Teacher Education * While most teacher education institutions make an honest effort
to produce teaching candidates of high quality, these institutions have not been at the
forefront of efforts at educational improvement. Too often they are weighted down by
students of indifferent quality and by excessive and often counterproductive
requirements which surround training and certification. We need to attract stronger
individuals into teaching, improve conditions so that they will remain in teaching, and
use our master teachers to help train the next generation of students and teachers.
Community Participation * In the past, Americans have been content to place most
educational burdens on the schools. This is no longer a viable option. The increasing
cognitive demands of schooling, the severe problems in our society today, and the need
for support of students which extends well beyond the 9-3 period each day, all make it
essential that other individuals and institutions contribute to the educational process. In
addition to support from family members and other mentoring adults, such institutions
as business, the professions, and especially museums need to be involved much more
intimately in the educational process.
Too often, Americans have responded to educational needs only in times of crisis. This is
an unacceptable approach. Education works effectively only when responsibility is
assumed over the long run.

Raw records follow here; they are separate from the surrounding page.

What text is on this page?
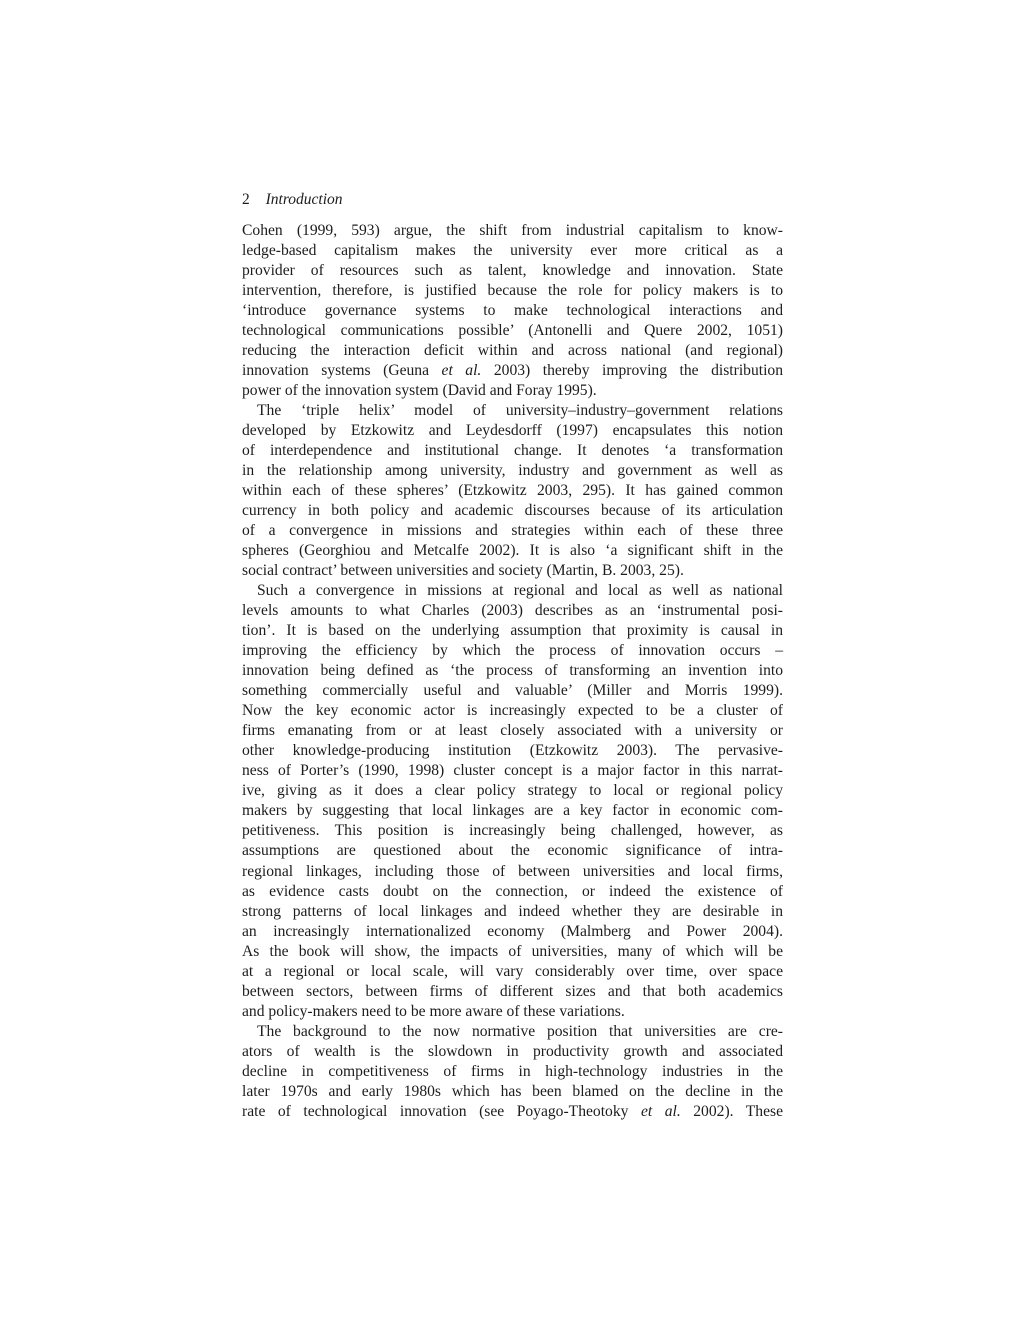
2 Introduction
Cohen (1999, 593) argue, the shift from industrial capitalism to know-
ledge-based capitalism makes the university ever more critical as a
provider of resources such as talent, knowledge and innovation. State
intervention, therefore, is justified because the role for policy makers is to
‘introduce governance systems to make technological interactions and
technological communications possible’ (Antonelli and Quere 2002, 1051)
reducing the interaction deficit within and across national (and regional)
innovation systems (Geuna et al. 2003) thereby improving the distribution
power of the innovation system (David and Foray 1995).
The ‘triple helix’ model of university–industry–government relations
developed by Etzkowitz and Leydesdorff (1997) encapsulates this notion
of interdependence and institutional change. It denotes ‘a transformation
in the relationship among university, industry and government as well as
within each of these spheres’ (Etzkowitz 2003, 295). It has gained common
currency in both policy and academic discourses because of its articulation
of a convergence in missions and strategies within each of these three
spheres (Georghiou and Metcalfe 2002). It is also ‘a significant shift in the
social contract’ between universities and society (Martin, B. 2003, 25).
Such a convergence in missions at regional and local as well as national
levels amounts to what Charles (2003) describes as an ‘instrumental posi-
tion’. It is based on the underlying assumption that proximity is causal in
improving the efficiency by which the process of innovation occurs –
innovation being defined as ‘the process of transforming an invention into
something commercially useful and valuable’ (Miller and Morris 1999).
Now the key economic actor is increasingly expected to be a cluster of
firms emanating from or at least closely associated with a university or
other knowledge-producing institution (Etzkowitz 2003). The pervasive-
ness of Porter’s (1990, 1998) cluster concept is a major factor in this narrat-
ive, giving as it does a clear policy strategy to local or regional policy
makers by suggesting that local linkages are a key factor in economic com-
petitiveness. This position is increasingly being challenged, however, as
assumptions are questioned about the economic significance of intra-
regional linkages, including those of between universities and local firms,
as evidence casts doubt on the connection, or indeed the existence of
strong patterns of local linkages and indeed whether they are desirable in
an increasingly internationalized economy (Malmberg and Power 2004).
As the book will show, the impacts of universities, many of which will be
at a regional or local scale, will vary considerably over time, over space
between sectors, between firms of different sizes and that both academics
and policy-makers need to be more aware of these variations.
The background to the now normative position that universities are cre-
ators of wealth is the slowdown in productivity growth and associated
decline in competitiveness of firms in high-technology industries in the
later 1970s and early 1980s which has been blamed on the decline in the
rate of technological innovation (see Poyago-Theotoky et al. 2002). These
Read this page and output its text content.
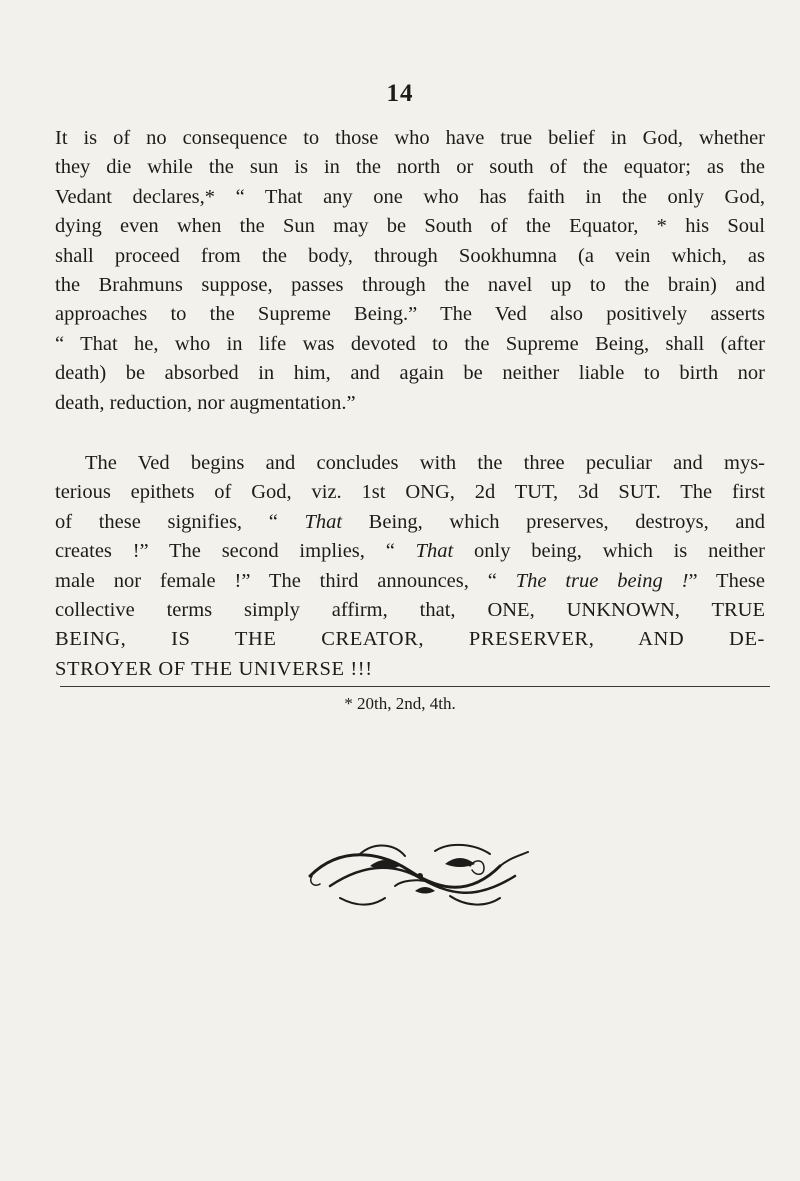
14
It is of no consequence to those who have true belief in God, whether
they die while the sun is in the north or south of the equator; as the
Vedant declares,* “ That any one who has faith in the only God,
dying even when the Sun may be South of the Equator, * his Soul
shall proceed from the body, through Sookhumna (a vein which, as
the Brahmuns suppose, passes through the navel up to the brain) and
approaches to the Supreme Being.” The Ved also positively asserts
“ That he, who in life was devoted to the Supreme Being, shall (after
death) be absorbed in him, and again be neither liable to birth nor
death, reduction, nor augmentation.”
The Ved begins and concludes with the three peculiar and mys-
terious epithets of God, viz. 1st ONG, 2d TUT, 3d SUT. The first
of these signifies, “ That Being, which preserves, destroys, and
creates !” The second implies, “ That only being, which is neither
male nor female !” The third announces, “ The true being !” These
collective terms simply affirm, that, ONE, UNKNOWN, TRUE
BEING, IS THE CREATOR, PRESERVER, AND DE-
STROYER OF THE UNIVERSE !!!
* 20th, 2nd, 4th.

We have made significant progress in this regard over the
past decade. There is reason to be optimistic for students of the future, as dedicated
individuals continue to collaborate in solving the challenging educational problems of
our time.

Dr. Howard Gardner is a Professor of Education and Co-chair of Project Zero at
Harvard University. He is the author of nine books, including Frames of Mind: The
Theory of Multiple Intelligences (1983), and To Open Minds: Chinese Clues to the
Dilemma of Comtemporary Education (1989).